Le pouvoir auquel un individu s’est habitué est le pouvoir de son libre arbitre, jusqu’à ce qu’il éprouve que son libre arbitre se heurte au libre arbitre d’un autre individu. Il commence alors à voir qu’il y a conflit entre les libres arbitres de deux personnes. S’il arrive qu’il soit fort dans ce conflit, il tirera le meilleur parti de la situation, et si c’est le second qui est plus puissant, alors celui-là l’emportera. Quand il en vient à penser à la destinée, celui qui est peu enclin à croire, dira : « Je ne sais pas si elle existe », mais un homme doué de quelque croyance dans les choses abstraites dira qu’il y a une destinée, et il aura toutes les preuves pour l’en convaincre.
Il y a beaucoup de gens habiles et diplômés dans les affaires, les professions libérales, la politique. Mais leur habileté et leurs diplômes ne sont pas toujours des raisons qui les conduisent au succès. Nous constaterons très souvent qu’une personne simple, une personne qui manque d’habileté ou qui manque de qualification, a du succès. Ce n’est pas toujours le cas. Mais il arrive souvent qu’une personne fort innocente soit dans une situation élevée et qu’une personne très avisée travaille peut-être comme son serviteur. Il se peut que des gens tenant un grand bureau aient un secrétaire qui en sache davantage qu’eux-mêmes. Et si l’on demande pourquoi cet individu, malgré toute son habileté, est à cette place-là, tandis que l’autre s’assied à la place d’honneur, pour quelle raison, on peut répondre que la destinée est à l’œuvre derrière le tout, les mettant en place et leur assignant leurs rôles.
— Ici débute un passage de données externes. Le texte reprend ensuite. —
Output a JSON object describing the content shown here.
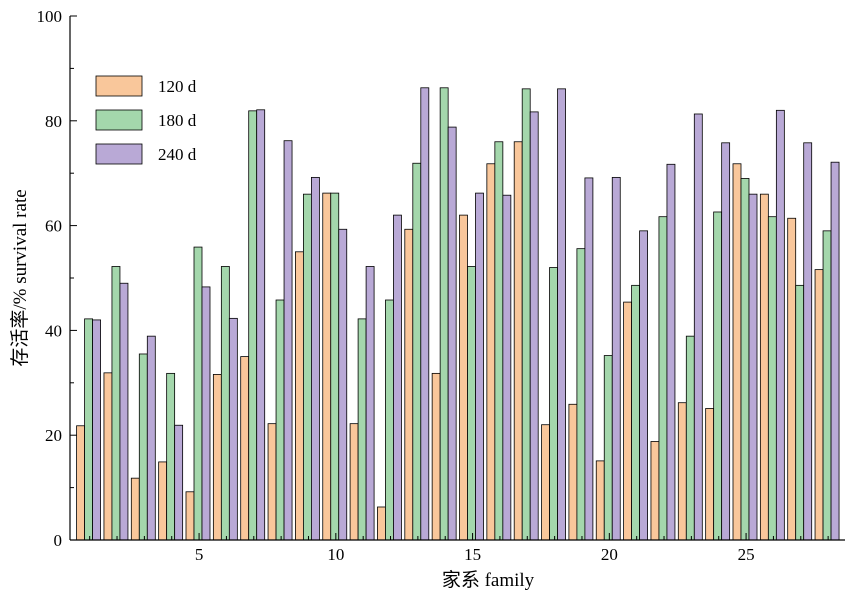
{
  "chart_data": {
    "type": "bar",
    "xlabel": "家系 family",
    "ylabel": "存活率/% survival rate",
    "ylim": [
      0,
      100
    ],
    "y_ticks": [
      0,
      20,
      40,
      60,
      80,
      100
    ],
    "x_ticks": [
      5,
      10,
      15,
      20,
      25
    ],
    "legend_position": "top-left",
    "grid": false,
    "categories": [
      1,
      2,
      3,
      4,
      5,
      6,
      7,
      8,
      9,
      10,
      11,
      12,
      13,
      14,
      15,
      16,
      17,
      18,
      19,
      20,
      21,
      22,
      23,
      24,
      25,
      26,
      27,
      28
    ],
    "series": [
      {
        "name": "120 d",
        "color": "#f9c79b",
        "values": [
          21.8,
          31.9,
          11.8,
          14.9,
          9.2,
          31.6,
          35.0,
          22.2,
          55.0,
          66.2,
          22.2,
          6.3,
          59.3,
          31.8,
          62.0,
          71.8,
          76.0,
          22.0,
          25.9,
          15.1,
          45.4,
          18.8,
          26.2,
          25.1,
          71.8,
          66.0,
          61.4,
          51.6
        ]
      },
      {
        "name": "180 d",
        "color": "#a4d7ac",
        "values": [
          42.2,
          52.2,
          35.5,
          31.8,
          55.9,
          52.2,
          81.9,
          45.8,
          66.0,
          66.2,
          42.2,
          45.8,
          71.9,
          86.3,
          52.2,
          76.0,
          86.1,
          52.0,
          55.6,
          35.2,
          48.6,
          61.7,
          38.9,
          62.6,
          69.0,
          61.7,
          48.6,
          59.0
        ]
      },
      {
        "name": "240 d",
        "color": "#b9a9d6",
        "values": [
          42.0,
          49.0,
          38.9,
          21.9,
          48.3,
          42.3,
          82.1,
          76.2,
          69.2,
          59.3,
          52.2,
          62.0,
          86.3,
          78.8,
          66.2,
          65.8,
          81.7,
          86.1,
          69.1,
          69.2,
          59.0,
          71.7,
          81.3,
          75.8,
          66.0,
          82.0,
          75.8,
          72.1
        ]
      }
    ]
  }
}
Libre arbitre et destinée accomplissent la volonté divine
Il y a un dicton en Orient qui prétend que c’est depuis le berceau qu’on doit voir les pieds du petit enfant. Ce qui signifie que ce qui doit advenir, on peut le voir dès le berceau, le petit enfant montre des signes qui lui promettent son avenir.
La question se pose alors de savoir si la destinée est la volonté de Dieu. On peut répondre qu’en un sens, la volonté parfaite de Dieu est ce que perçoit dans sa plénitude celui qui est près de Dieu. S’il n’en était pas ainsi, quel serait le sens de l’indication de l’Evangile :
« Que Ta volonté soit faite sur la terre comme au Ciel »,
Il n’est pas dit en effet : « Ta volonté s’accomplit sur la terre comme elle s’accomplit au Ciel ».
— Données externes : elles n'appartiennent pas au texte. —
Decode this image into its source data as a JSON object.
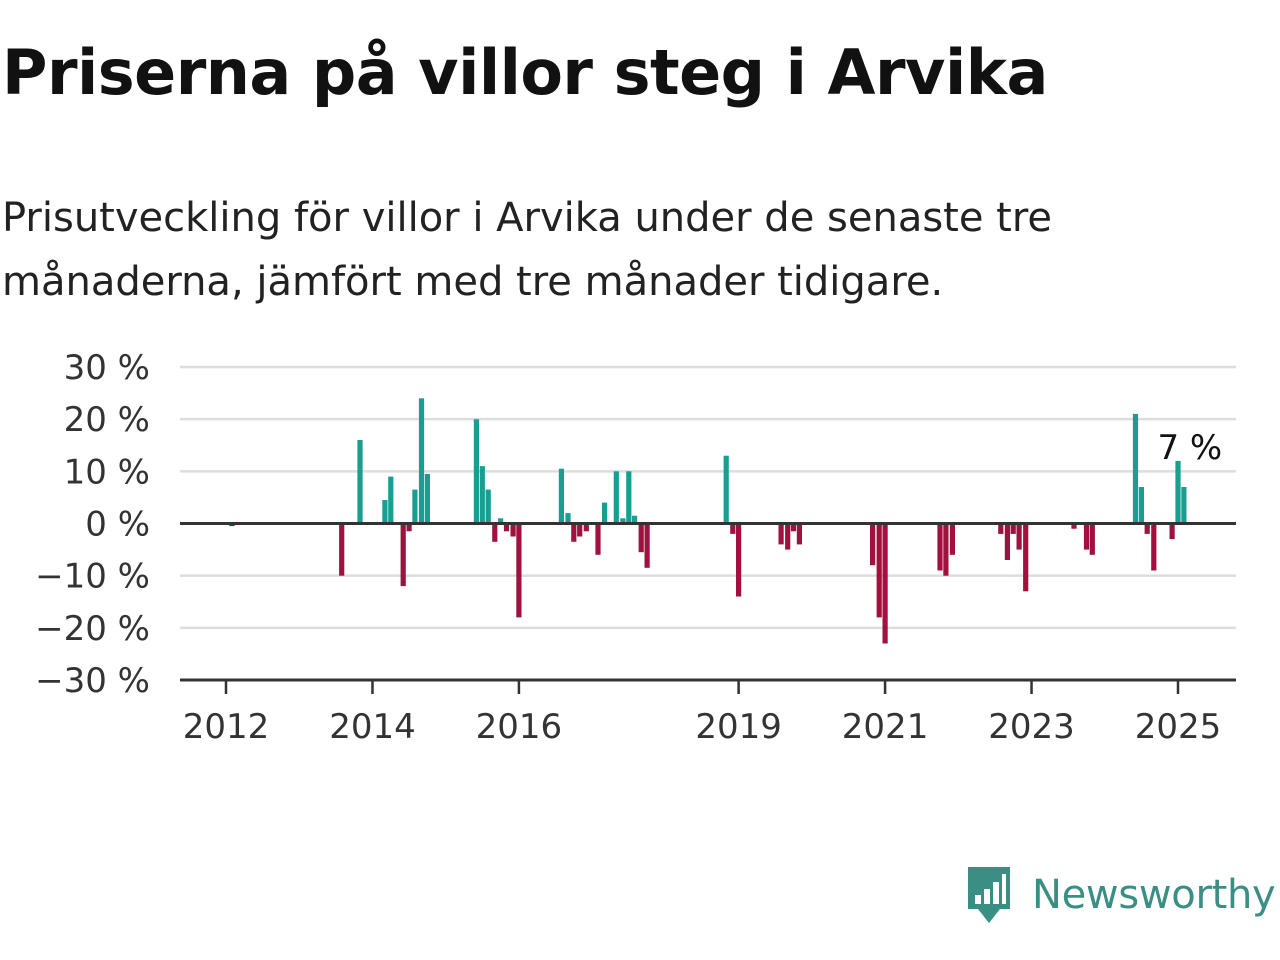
{
  "title": "Priserna på villor steg i Arvika",
  "subtitle": "Prisutveckling för villor i Arvika under de senaste tre månaderna, jämfört med tre månader tidigare.",
  "brand": {
    "name": "Newsworthy",
    "icon": "newsworthy-logo-icon",
    "color": "#3a8f84"
  },
  "chart_data": {
    "type": "bar",
    "ylim": [
      -30,
      30
    ],
    "y_ticks": [
      30,
      20,
      10,
      0,
      -10,
      -20,
      -30
    ],
    "y_tick_labels": [
      "30 %",
      "20 %",
      "10 %",
      "0 %",
      "−10 %",
      "−20 %",
      "−30 %"
    ],
    "x_ticks": [
      2012,
      2014,
      2016,
      2019,
      2021,
      2023,
      2025
    ],
    "x_tick_labels": [
      "2012",
      "2014",
      "2016",
      "2019",
      "2021",
      "2023",
      "2025"
    ],
    "grid": true,
    "colors": {
      "positive": "#1a9e91",
      "negative": "#a0113e",
      "grid": "#dddddd",
      "axis": "#333333"
    },
    "annotation": {
      "text": "7 %",
      "x": 2025.08,
      "y": 7
    },
    "x": [
      2012.08,
      2013.58,
      2013.83,
      2014.17,
      2014.25,
      2014.42,
      2014.5,
      2014.58,
      2014.67,
      2014.75,
      2015.42,
      2015.5,
      2015.58,
      2015.67,
      2015.75,
      2015.83,
      2015.92,
      2016.0,
      2016.58,
      2016.67,
      2016.75,
      2016.83,
      2016.92,
      2017.08,
      2017.17,
      2017.33,
      2017.42,
      2017.5,
      2017.58,
      2017.67,
      2017.75,
      2018.83,
      2018.92,
      2019.0,
      2019.58,
      2019.67,
      2019.75,
      2019.83,
      2020.83,
      2020.92,
      2021.0,
      2021.75,
      2021.83,
      2021.92,
      2022.58,
      2022.67,
      2022.75,
      2022.83,
      2022.92,
      2023.58,
      2023.75,
      2023.83,
      2024.42,
      2024.5,
      2024.58,
      2024.67,
      2024.92,
      2025.0,
      2025.08
    ],
    "values": [
      -0.5,
      -10,
      16,
      4.5,
      9,
      -12,
      -1.5,
      6.5,
      24,
      9.5,
      20,
      11,
      6.5,
      -3.5,
      1,
      -1.5,
      -2.5,
      -18,
      10.5,
      2,
      -3.5,
      -2.5,
      -1.5,
      -6,
      4,
      10,
      1,
      10,
      1.5,
      -5.5,
      -8.5,
      13,
      -2,
      -14,
      -4,
      -5,
      -1.5,
      -4,
      -8,
      -18,
      -23,
      -9,
      -10,
      -6,
      -2,
      -7,
      -2,
      -5,
      -13,
      -1,
      -5,
      -6,
      21,
      7,
      -2,
      -9,
      -3,
      12,
      7
    ]
  }
}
Si cela était, cela appuierait dans le sens de la destinée. Mais c’est le travail à la fois de la destinée et du libre arbitre de se conjuguer pour accomplir la volonté de Dieu. C’est le libre arbitre et la destinée, les deux ensemble, qui accomplissent la volonté de Dieu. Mais le libre arbitre dans son état parfait, dans son sens le plus élevé.
Un homme organise quelque chose dans sa vie et puis les conditions s’y opposent. Dans ce cas, ou bien la volonté, la volonté de Dieu est dans cet homme, ou bien la volonté est dans les conditions. A la fin, quand une de ces deux forces opposées défaille et que l’autre a la victoire, alors la volonté de Dieu est accomplie.
Il y a un dicton Persan :
« Quand deux cœurs deviennent un seul cœur, ils peuvent déplacer des montagnes ».
La volonté divine
En d’autres termes, quand le vouloir d’une personne et le libre arbitre d’une autre s’unissent, autrement dit sont en harmonie, cela devient alors un phénomène, cela opère comme une sorte de magie. Mais quand ils ne s’unissent pas en harmonie, alors la volonté qui est accomplie n’est pas la volonté de Dieu, c’est la destinée.
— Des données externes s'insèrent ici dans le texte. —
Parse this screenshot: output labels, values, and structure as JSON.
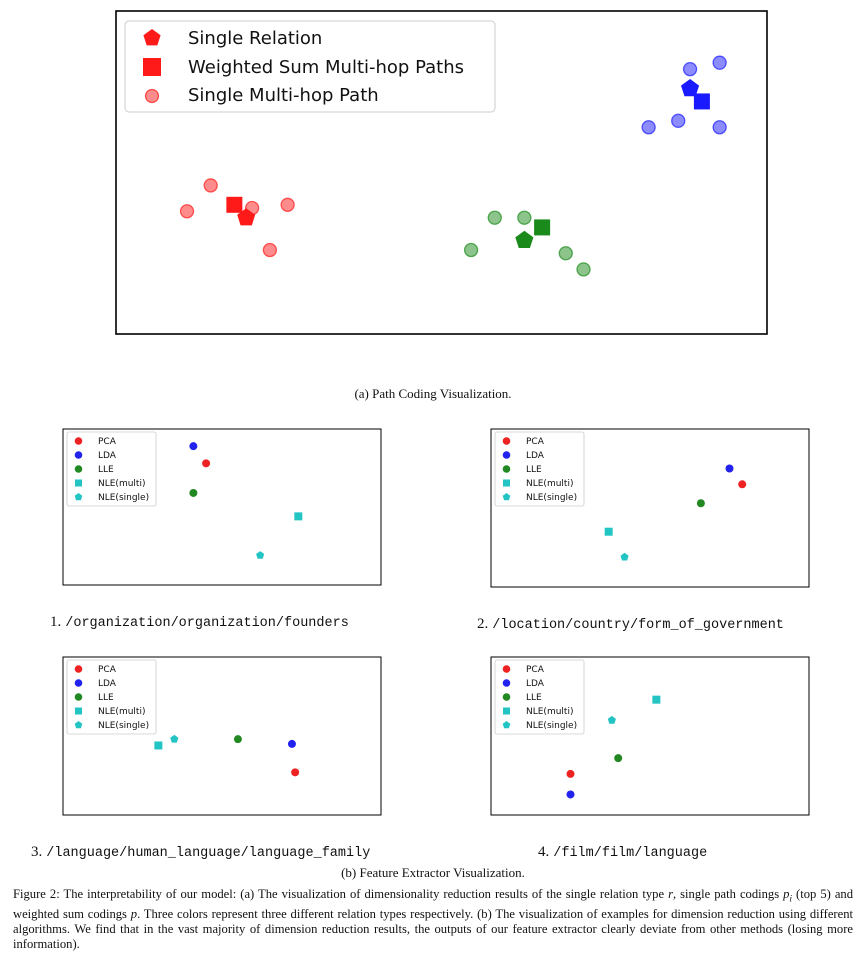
{
  "sub_a_caption": "(a) Path Coding Visualization.",
  "sub_b_caption": "(b) Feature Extractor Visualization.",
  "main_legend": [
    "Single Relation",
    "Weighted Sum Multi-hop Paths",
    "Single Multi-hop Path"
  ],
  "small_legend": [
    "PCA",
    "LDA",
    "LLE",
    "NLE(multi)",
    "NLE(single)"
  ],
  "panel_labels": [
    {
      "num": "1.",
      "path": "/organization/organization/founders"
    },
    {
      "num": "2.",
      "path": "/location/country/form_of_government"
    },
    {
      "num": "3.",
      "path": "/language/human_language/language_family"
    },
    {
      "num": "4.",
      "path": "/film/film/language"
    }
  ],
  "figure_caption": {
    "label": "Figure 2:",
    "text_1": "The interpretability of our model: (a) The visualization of dimensionality reduction results of the single relation type",
    "var_r": "r",
    "text_2": ", single path codings",
    "var_pi": "p",
    "var_i": "i",
    "text_3": "(top 5) and weighted sum codings",
    "var_p": "p",
    "text_4": ". Three colors represent three different relation types respectively. (b) The visualization of examples for dimension reduction using different algorithms. We find that in the vast majority of dimension reduction results, the outputs of our feature extractor clearly deviate from other methods (losing more information)."
  },
  "colors": {
    "red": "#ff1a1a",
    "blue": "#1a1aff",
    "green": "#1a8a1a",
    "pca": "#ee2222",
    "lda": "#2222ee",
    "lle": "#228822",
    "nle": "#22c4c4"
  },
  "chart_data": [
    {
      "type": "scatter",
      "title": "",
      "legend": [
        "Single Relation",
        "Weighted Sum Multi-hop Paths",
        "Single Multi-hop Path"
      ],
      "legend_placement": "top-left",
      "grid": false,
      "series": [
        {
          "name": "Single Relation",
          "marker": "pentagon",
          "points": [
            {
              "x": 2.2,
              "y": 3.6,
              "color": "red"
            },
            {
              "x": 6.9,
              "y": 2.9,
              "color": "green"
            },
            {
              "x": 9.7,
              "y": 7.6,
              "color": "blue"
            }
          ]
        },
        {
          "name": "Weighted Sum Multi-hop Paths",
          "marker": "square",
          "points": [
            {
              "x": 2.0,
              "y": 4.0,
              "color": "red"
            },
            {
              "x": 7.2,
              "y": 3.3,
              "color": "green"
            },
            {
              "x": 9.9,
              "y": 7.2,
              "color": "blue"
            }
          ]
        },
        {
          "name": "Single Multi-hop Path",
          "marker": "circle",
          "points": [
            {
              "x": 1.6,
              "y": 4.6,
              "color": "red"
            },
            {
              "x": 1.2,
              "y": 3.8,
              "color": "red"
            },
            {
              "x": 2.3,
              "y": 3.9,
              "color": "red"
            },
            {
              "x": 2.9,
              "y": 4.0,
              "color": "red"
            },
            {
              "x": 2.6,
              "y": 2.6,
              "color": "red"
            },
            {
              "x": 6.4,
              "y": 3.6,
              "color": "green"
            },
            {
              "x": 6.0,
              "y": 2.6,
              "color": "green"
            },
            {
              "x": 6.9,
              "y": 3.6,
              "color": "green"
            },
            {
              "x": 7.6,
              "y": 2.5,
              "color": "green"
            },
            {
              "x": 7.9,
              "y": 2.0,
              "color": "green"
            },
            {
              "x": 9.7,
              "y": 8.2,
              "color": "blue"
            },
            {
              "x": 10.2,
              "y": 8.4,
              "color": "blue"
            },
            {
              "x": 9.0,
              "y": 6.4,
              "color": "blue"
            },
            {
              "x": 9.5,
              "y": 6.6,
              "color": "blue"
            },
            {
              "x": 10.2,
              "y": 6.4,
              "color": "blue"
            }
          ]
        }
      ]
    },
    {
      "type": "scatter",
      "title": "/organization/organization/founders",
      "legend_placement": "top-left",
      "points": [
        {
          "name": "PCA",
          "x": 4.5,
          "y": 7.8
        },
        {
          "name": "LDA",
          "x": 4.1,
          "y": 8.9
        },
        {
          "name": "LLE",
          "x": 4.1,
          "y": 5.9
        },
        {
          "name": "NLE(multi)",
          "x": 7.4,
          "y": 4.4
        },
        {
          "name": "NLE(single)",
          "x": 6.2,
          "y": 1.9
        }
      ]
    },
    {
      "type": "scatter",
      "title": "/location/country/form_of_government",
      "legend_placement": "top-left",
      "points": [
        {
          "name": "PCA",
          "x": 7.9,
          "y": 6.5
        },
        {
          "name": "LDA",
          "x": 7.5,
          "y": 7.5
        },
        {
          "name": "LLE",
          "x": 6.6,
          "y": 5.3
        },
        {
          "name": "NLE(multi)",
          "x": 3.7,
          "y": 3.5
        },
        {
          "name": "NLE(single)",
          "x": 4.2,
          "y": 1.9
        }
      ]
    },
    {
      "type": "scatter",
      "title": "/language/human_language/language_family",
      "legend_placement": "top-left",
      "points": [
        {
          "name": "PCA",
          "x": 7.3,
          "y": 2.7
        },
        {
          "name": "LDA",
          "x": 7.2,
          "y": 4.5
        },
        {
          "name": "LLE",
          "x": 5.5,
          "y": 4.8
        },
        {
          "name": "NLE(multi)",
          "x": 3.0,
          "y": 4.4
        },
        {
          "name": "NLE(single)",
          "x": 3.5,
          "y": 4.8
        }
      ]
    },
    {
      "type": "scatter",
      "title": "/film/film/language",
      "legend_placement": "top-left",
      "points": [
        {
          "name": "PCA",
          "x": 2.5,
          "y": 2.6
        },
        {
          "name": "LDA",
          "x": 2.5,
          "y": 1.3
        },
        {
          "name": "LLE",
          "x": 4.0,
          "y": 3.6
        },
        {
          "name": "NLE(multi)",
          "x": 5.2,
          "y": 7.3
        },
        {
          "name": "NLE(single)",
          "x": 3.8,
          "y": 6.0
        }
      ]
    }
  ]
}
Je vous donnerai un petit exemple. Une dame avait une nouvelle servante. Pour recevoir une amie qui venait lui rendre visite, elle demanda à cette servante d’aller acheter un beau bouquet de fleurs. Quand la servante sortit et demanda le prix du bouquet chez la fleuriste, elle pensa : « C’est invraisemblable de la part de ma patronne de dépenser une telle somme pour ça. J’aurais préféré qu’elle me demande autre chose ». Et au lieu de faire ce que la dame lui avait commandé, elle alla acheter des sandwiches au fromage, qui lui réjouissaient le cœur. Elle pensa : « Quand je les apporterai à ma patronne, elle sera bien contente ». Naturellement, quand la dame vit les achats de la servante, elle fut horrifiée : alors qu’elle avait espéré recevoir somptueusement son amie avec des fleurs, voilà qu’elle avait des sandwiches au fromage !
Cela peut vous faire mieux saisir cette indication de l’Evangile :
« Que Ta volonté soit faite sur la terre comme au Ciel ».
Ce que l’homme fait toujours de par sa volonté propre, n’est pas toujours la volonté de Dieu. La volonté de Dieu est accomplie lorsque l’homme est en lui-même en contact avec l’Esprit Divin. C’est alors qu’il commence à comprendre le sens de la volonté divine.
Le chemin du pouvoir
Ceux qui persévèrent dans le chemin du pouvoir sont de trois sortes. Il y a celui dont la voie est montante et celui dont la voie est descendante. Tous deux arrivent à la même fin, le premier peut-être avec une difficulté plus grande, l’autre avec une difficulté moindre. Le troisième a le chemin le plus difficile. Car il n’est ni montant, ni descendant. On peut l’appeler le chemin de la croix.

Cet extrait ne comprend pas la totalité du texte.